Eisige Temperaturen, kniehoher, knirschender Schnee und bunte, leuchtende Polarlichter am Himmel – das dachte ich. Dass alles ganz anders kommen würde, war mir vor meinem vierwöchigen Austausch nach Finnland noch nicht bewusst. Voller Aufregung darüber, was mich erwarten wird, flog ich zunächst nach Helsinki und im Anschluss weiter nach Vaasa, wo meine Gastfamilie bereits auf mich gewartet hat. Nach einem herzlichen Empfang und ein paar gebrochenen englischen Sätzen fuhren wir noch etwa eine halbe Stunde zu ihnen nach Hause. Den Abend verbrachten wir alle zusammen und ich lernte einen der drei älteren Brüder meiner Gastschwester sowie seine Frau kennen. Wir beendeten den Tag mit einem erholsamen Saunagang und verbrachten den darauffolgenden Tag mit alltäglichen Aufgaben wie Einkaufen.
An meinen ersten Schultagen lernte ich zunächst den Schulleiter kennen und habe einen Laptop gestellt bekommen. Außerdem konnte ich mir meinen eigenen Stundenplan mit den Fächern zusammenstellen, die mich interessierten. Eine Sache, die mir direkt am ersten Tag aufgefallen ist, ist wie freundschaftlich und unterstützend der Umgang von den Lehrern zu den Schülern ist. Das lag sicher auch daran lag, dass alle Lehrer und sogar der Schulleiter mit dem Vornamen angesprochen werden.
Meine Schultage war meistens ähnlich: Am Morgen ging es für mich um acht Uhr los. Wir mussten etwa 15 Minuten zur nächstgelegenen Bushaltestelle laufen und fuhren dann auch noch einmal eine Viertelstunde mit dem Bus in die nächstgrößere Stadt. Der Unterricht startete um 8:45 Uhr und endete um 16 Uhr. Durch meine Fächerwahl hatte ich zwischendrin ein paar Freistunden. Besonders schön fand ich, dass es jeden Tag kostenlos Mittagessen in der Schule gab – und das war wirklich lecker.
In den ersten Tagen lernte ich auch eine andere Austauschschülerin kennen. Sie war aus Chile, bereits fast ein halbes Jahr dort und kannte sich dementsprechend gut aus. In den Mittagspausen und manchmal in den Freistunden hat sie mir ein bisschen die Umgebung gezeigt.
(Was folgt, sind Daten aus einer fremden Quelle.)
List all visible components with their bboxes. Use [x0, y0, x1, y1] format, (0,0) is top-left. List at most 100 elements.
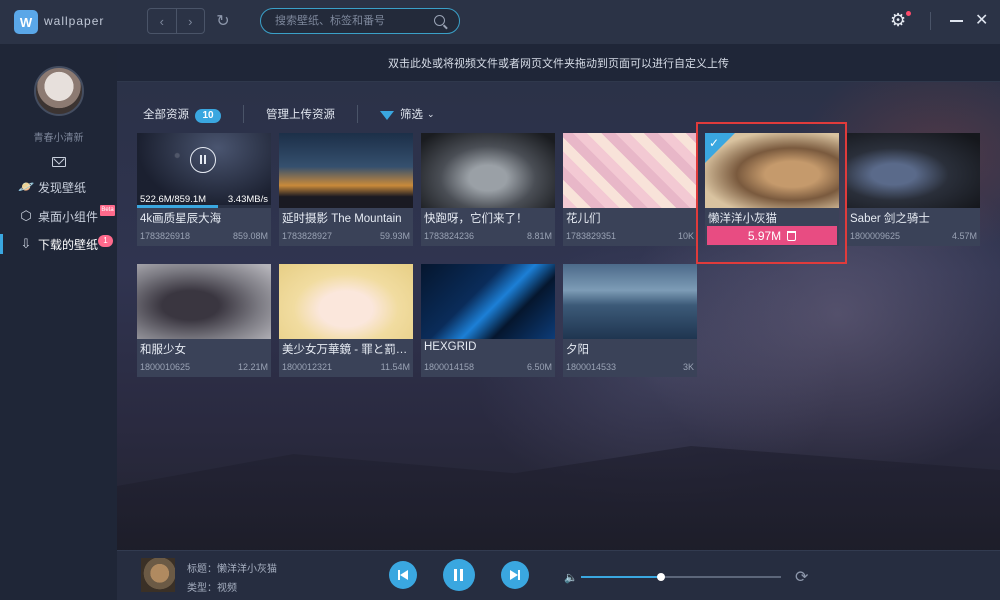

Nach dem Unterricht sind meine Gastschwester und ich häufig zu irgendwelchen anderen Aktivitäten gegangen, wie zum Tanzen oder auch zu Handarbeitskursen. An einem Abend nahmen wir an einem Workshop zum Kerzengießen teil, der uns wirklich viel Spaß gemacht hat. Die Stadt hatte auch ein kleines Schwimmbad, in das wir ein paar Mal schwimmen gegangen sind.
An den Wochenenden haben wir oft kleine Ausflüge unternommen, wie zum Beispiel an die Küstenregion rund um die Stadt Vaasa, von der man bei gutem Wetter sogar Teile Schwedens erahnen kann. Einmal haben wir in dem alten Landhaus meiner Gasteltern übernachtet, umgeben von unzähligen Bäumen, einem zugefrorenen See und in absoluter Ruhe – irgendwo im Nirgendwo trifft es wohl am besten. Wir haben Würste über dem Feuer gegrillt, ein Saunazelt gebaut und Feuerholz vorbereitet. Eins meiner Highlights war aber, dass ich Snowmobil und Traktor fahren durfte.
Und wie im Flug sind die vier Wochen vergangen. Der Austausch hat mir nicht nur einen Einblick in den finnischen Alltag und das Schulsystem gegeben, sondern auch viele neue Erfahren, Begegnungen und Erinnerungen geschenkt, die ich so schnell nicht vergessen werde. Ich bin unfassbar dankbar diese Möglichkeit durch Erasmus+ bekommen zu haben und würde mich jederzeit wieder für einen Austausch entscheiden.